Visitors look at ammunition on display at the Defense and Security Equipment International trade show in this file photo in London, Britain, Sept. 12, 2017. Photo: REUTERS/Hannah McKay
Britain has barred Israeli officials from its biggest defense trade show over its escalation of the war against Hamas in Gaza, its latest effort to pressure a historically close ally over the conflict.
Prime Minister Keir Starmer’s government said in July it would recognize a Palestinian state unless Israel took steps to relieve suffering in the enclave and met other conditions, enraging the Israeli government.
Israel’s Ministry of Defense said that as a result of the trade fair ban it would not run its national pavilion as it has done previously at London’s Defense & Security Equipment International (DSEI) event.
Israeli defense companies, such as Elbit Systems, Rafael, IAI, and Uvision, will still be able to attend.
Britain’s move had echoes of a dispute at the Paris Air Show three months ago, when France blocked off with black partitions the stands of Israeli defense companies after they refused to remove attack weapons from display, sparking a furious response from Israel.
A British government spokesperson said on Friday that the Israeli government’s decision to further escalate its military operation in Gaza was wrong.
“As a result, we can confirm that no Israeli government delegation will be invited to attend DSEI UK 2025.”
“There must be a diplomatic solution to end this war now, with an immediate ceasefire, the return of the hostages and a surge in humanitarian aid to the people of Gaza,” the spokesperson added.

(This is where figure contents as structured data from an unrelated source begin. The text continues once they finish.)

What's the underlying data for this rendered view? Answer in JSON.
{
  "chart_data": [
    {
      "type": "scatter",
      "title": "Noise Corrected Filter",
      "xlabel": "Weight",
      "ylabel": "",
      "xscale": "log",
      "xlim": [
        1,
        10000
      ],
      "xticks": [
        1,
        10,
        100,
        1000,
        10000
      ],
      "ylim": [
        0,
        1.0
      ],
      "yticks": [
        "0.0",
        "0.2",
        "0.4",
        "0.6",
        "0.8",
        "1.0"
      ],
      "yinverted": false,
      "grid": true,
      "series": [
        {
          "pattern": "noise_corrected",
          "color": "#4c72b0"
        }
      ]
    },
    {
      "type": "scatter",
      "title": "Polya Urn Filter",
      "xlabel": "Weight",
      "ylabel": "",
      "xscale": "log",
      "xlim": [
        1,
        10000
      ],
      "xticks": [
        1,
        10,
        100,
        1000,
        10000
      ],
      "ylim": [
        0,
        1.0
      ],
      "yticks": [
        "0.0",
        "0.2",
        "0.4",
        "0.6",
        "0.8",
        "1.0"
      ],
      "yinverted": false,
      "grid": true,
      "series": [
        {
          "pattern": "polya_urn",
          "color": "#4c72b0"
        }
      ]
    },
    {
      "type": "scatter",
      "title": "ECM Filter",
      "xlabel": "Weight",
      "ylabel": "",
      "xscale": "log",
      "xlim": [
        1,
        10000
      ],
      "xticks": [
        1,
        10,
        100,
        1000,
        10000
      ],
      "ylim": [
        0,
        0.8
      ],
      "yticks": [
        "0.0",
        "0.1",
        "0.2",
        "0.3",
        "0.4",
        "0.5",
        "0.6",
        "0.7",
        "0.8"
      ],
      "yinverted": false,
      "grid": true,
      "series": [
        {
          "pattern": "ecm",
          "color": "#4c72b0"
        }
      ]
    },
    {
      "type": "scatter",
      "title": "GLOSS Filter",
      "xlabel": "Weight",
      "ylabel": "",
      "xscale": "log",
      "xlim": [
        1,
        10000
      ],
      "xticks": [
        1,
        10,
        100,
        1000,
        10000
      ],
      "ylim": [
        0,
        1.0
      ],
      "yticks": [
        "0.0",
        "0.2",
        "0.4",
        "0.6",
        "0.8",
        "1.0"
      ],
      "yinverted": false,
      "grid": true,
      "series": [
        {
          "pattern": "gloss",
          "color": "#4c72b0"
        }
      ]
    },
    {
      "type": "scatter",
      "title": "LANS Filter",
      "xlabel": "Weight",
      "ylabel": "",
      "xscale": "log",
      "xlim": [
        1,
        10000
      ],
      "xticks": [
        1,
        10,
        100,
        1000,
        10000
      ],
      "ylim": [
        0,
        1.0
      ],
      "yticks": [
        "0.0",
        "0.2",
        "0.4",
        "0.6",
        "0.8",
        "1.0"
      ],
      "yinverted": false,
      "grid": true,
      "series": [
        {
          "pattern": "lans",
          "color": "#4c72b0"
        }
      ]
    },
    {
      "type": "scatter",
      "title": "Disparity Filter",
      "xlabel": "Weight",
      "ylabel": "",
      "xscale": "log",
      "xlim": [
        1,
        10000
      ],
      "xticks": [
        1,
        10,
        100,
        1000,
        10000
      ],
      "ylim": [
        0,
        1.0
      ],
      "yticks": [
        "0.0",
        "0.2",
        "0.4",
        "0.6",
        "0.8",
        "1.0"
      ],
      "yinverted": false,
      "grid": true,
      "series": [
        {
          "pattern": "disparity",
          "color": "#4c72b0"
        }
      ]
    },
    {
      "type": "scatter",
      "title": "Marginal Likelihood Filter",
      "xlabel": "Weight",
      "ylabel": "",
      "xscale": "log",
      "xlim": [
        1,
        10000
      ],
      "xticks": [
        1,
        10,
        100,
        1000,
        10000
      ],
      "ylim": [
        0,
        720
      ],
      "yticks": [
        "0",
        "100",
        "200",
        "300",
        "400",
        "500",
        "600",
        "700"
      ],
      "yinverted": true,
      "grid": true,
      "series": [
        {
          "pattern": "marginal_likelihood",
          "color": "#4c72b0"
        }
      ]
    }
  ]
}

Israel said Britain’s decision was a “regrettable act of discrimination” and “introduces political considerations wholly inappropriate for a professional defense industry exhibition.”
The four-day show, due to open on Sept. 9, features national delegations and private companies, who showcase military kit and weapons at London’s Excel center. The event takes place every other year.
DSEI is organized by a private company, Clarion Defense and Security, but with backing from the British government and the military.